Performance penalty associated with derived types with allocatable components

OP1 · ‎03-25-2010

File under "customer requests" :)

The small program below illustrates the performance penalty associated with the use of derived type variables having allocatable components. In debug mode, using fixed length components is about 5 times faster than when using allocatable components. In release mode, this drops to 1.5 or so, but is obviously still significant.

This issue has been addressed in the past in this forum- Steve mentioned that it is caused by the creation of a temporary argument during subroutine calls.

Having derived types with allocatable components is such a neat feature though!!!! My question to Intel is whether there are plans in the near term to enhance the behavior of the compiler...

Thanks!

Olivier

[fortran]PROGRAM MY_PROG
USE IFPORT
IMPLICIT NONE
TYPE T_1
    REAL(8),ALLOCATABLE :: X(:)
END TYPE T_1
TYPE T_2
    REAL(8) :: X(10000)
END TYPE T_2
INTEGER(8) :: I,J
TYPE(T_1) :: T1
TYPE(T_2) :: T2
REAL :: TSTART,TEND,TA(2),TT1,TT2
ALLOCATE(T1%X(10000))
T1%X = 1.0D+0
T2%X = 1.0D+0
DO J=1,10
    TSTART = ETIME(TA)
    DO I=1,100000
        CALL MY_SUB_1(T1)
    ENDDO
    TEND = ETIME(TA)
    TT1 = TEND-TSTART
    TSTART = ETIME(TA)
    DO I=1,100000
        CALL MY_SUB_2(T2)
    ENDDO
    TEND = ETIME(TA)
    TT2 = TEND-TSTART
    WRITE(*,*) TT1,TT2,TT1/TT2
ENDDO
CONTAINS
SUBROUTINE MY_SUB_1(T1)
IMPLICIT NONE
TYPE(T_1),INTENT(INOUT) :: T1
T1%X = T1%X+1.0D+0
END SUBROUTINE MY_SUB_1
SUBROUTINE MY_SUB_2(T2)
IMPLICIT NONE
TYPE(T_2),INTENT(INOUT) :: T2
T2%X = T2%X+1.0D+0
END SUBROUTINE MY_SUB_2
END PROGRAM MY_PROG[/fortran]

Martyn_C_Intel · ‎03-25-2010

There have actually been improvements in recent compiler versions to the performance (especially, the vectorization) of allocatable arrays that are components of derived types. I do not think you are seeing here an effect of temporary copies. In release mode,each subroutine in isolation executes at the same speed.
(To see this, build with /Ob0 or with inlining disabled under Optimization/Inline Function Expansion).
What happens after inlining, is that the compiler is able to invert the order of the two loops in the case where the array has a fixed dimension, adding 1 to the first element 100000 times without having to reload it from cache, and only then going to the second element, etc. (You can see this from the reports). For me, this gaveabout a 1.7x speedup. One could argue about whether the compiler should be able to do the same thing for an allocatable component whose dimension is not explicitly known at compile time - I don't see any fundamental reason why not. I have seen a similar example before, and developers are looking at it.But this seems like relatively fine tuning, and not the original intent of your program.

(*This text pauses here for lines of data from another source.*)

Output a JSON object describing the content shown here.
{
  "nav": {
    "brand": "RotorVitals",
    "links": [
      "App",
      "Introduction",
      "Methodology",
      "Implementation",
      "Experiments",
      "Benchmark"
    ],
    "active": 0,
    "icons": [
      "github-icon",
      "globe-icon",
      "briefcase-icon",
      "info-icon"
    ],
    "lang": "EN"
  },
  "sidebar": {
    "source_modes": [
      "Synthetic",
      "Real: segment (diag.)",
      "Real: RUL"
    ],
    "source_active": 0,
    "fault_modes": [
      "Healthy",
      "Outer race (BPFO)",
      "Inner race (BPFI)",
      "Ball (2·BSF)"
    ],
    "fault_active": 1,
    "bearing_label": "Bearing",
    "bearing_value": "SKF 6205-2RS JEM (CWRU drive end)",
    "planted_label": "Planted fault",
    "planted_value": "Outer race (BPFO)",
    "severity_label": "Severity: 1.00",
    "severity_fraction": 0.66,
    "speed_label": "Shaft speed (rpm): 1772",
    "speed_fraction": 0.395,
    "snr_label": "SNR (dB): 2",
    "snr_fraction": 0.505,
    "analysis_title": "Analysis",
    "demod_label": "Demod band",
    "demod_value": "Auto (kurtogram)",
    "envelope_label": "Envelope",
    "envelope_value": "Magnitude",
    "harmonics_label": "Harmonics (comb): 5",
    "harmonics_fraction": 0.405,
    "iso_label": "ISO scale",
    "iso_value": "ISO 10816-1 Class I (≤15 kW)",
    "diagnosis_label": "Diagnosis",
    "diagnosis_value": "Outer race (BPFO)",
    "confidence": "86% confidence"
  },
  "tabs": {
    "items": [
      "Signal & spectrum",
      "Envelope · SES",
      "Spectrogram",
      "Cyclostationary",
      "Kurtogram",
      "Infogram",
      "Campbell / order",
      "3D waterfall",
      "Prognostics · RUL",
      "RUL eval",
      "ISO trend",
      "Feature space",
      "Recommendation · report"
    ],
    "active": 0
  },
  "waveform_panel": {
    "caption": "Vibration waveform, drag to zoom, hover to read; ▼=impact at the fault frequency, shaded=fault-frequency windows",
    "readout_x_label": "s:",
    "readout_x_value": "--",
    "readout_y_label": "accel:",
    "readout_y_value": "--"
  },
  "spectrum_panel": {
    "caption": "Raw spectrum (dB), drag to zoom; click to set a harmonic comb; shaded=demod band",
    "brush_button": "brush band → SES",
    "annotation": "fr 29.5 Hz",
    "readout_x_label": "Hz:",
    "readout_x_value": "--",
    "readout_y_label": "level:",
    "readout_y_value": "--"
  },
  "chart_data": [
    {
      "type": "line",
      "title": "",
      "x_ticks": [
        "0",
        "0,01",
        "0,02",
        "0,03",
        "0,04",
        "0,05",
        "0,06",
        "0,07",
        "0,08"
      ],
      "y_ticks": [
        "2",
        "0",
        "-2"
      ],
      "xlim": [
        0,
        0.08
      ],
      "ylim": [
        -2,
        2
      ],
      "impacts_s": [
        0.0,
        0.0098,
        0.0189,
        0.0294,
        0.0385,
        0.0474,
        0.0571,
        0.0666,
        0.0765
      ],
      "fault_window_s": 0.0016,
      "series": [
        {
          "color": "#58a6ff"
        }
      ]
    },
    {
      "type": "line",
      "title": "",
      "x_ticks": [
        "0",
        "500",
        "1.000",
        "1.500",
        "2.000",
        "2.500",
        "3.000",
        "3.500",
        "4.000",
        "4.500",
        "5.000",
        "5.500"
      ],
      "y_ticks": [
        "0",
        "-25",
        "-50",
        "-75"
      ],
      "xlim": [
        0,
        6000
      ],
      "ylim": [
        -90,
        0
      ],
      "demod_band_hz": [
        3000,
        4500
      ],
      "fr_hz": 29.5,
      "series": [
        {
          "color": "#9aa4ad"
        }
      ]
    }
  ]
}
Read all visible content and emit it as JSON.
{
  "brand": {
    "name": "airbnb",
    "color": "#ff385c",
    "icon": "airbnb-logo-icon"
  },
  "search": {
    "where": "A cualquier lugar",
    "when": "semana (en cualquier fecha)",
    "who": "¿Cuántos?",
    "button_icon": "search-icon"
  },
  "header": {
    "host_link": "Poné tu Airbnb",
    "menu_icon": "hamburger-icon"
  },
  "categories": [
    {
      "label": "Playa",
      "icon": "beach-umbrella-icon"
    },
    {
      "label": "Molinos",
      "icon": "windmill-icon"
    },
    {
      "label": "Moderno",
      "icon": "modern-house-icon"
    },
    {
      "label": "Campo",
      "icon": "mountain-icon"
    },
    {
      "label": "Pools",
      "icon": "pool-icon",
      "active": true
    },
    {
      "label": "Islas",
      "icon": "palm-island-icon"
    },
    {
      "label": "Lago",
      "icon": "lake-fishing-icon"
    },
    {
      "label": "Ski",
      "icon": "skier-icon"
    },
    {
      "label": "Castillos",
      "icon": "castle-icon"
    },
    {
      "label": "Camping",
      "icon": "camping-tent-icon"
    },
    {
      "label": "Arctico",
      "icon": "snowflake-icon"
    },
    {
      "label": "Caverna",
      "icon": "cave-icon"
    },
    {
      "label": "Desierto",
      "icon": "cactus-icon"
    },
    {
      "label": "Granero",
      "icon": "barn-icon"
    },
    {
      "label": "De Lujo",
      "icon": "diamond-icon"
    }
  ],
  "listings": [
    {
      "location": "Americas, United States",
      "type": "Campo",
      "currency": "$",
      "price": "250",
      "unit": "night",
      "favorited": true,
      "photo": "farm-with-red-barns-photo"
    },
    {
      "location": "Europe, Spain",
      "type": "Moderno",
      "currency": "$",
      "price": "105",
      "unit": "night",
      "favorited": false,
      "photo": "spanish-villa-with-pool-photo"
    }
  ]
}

I see about the same 1.7x performance difference at /Od as I do at the release default of /O2. I believe youmay beseeing a bigger difference because arraybounds checking is enabled by default for debug builds, but not for release builds. It's plausible that checking against variable bounds might be somewhatslower than fixed bounds. Again, itlooks likesomething that could be improved, but it doesn't seem as fundamental as performance of the basic subroutines in the release build.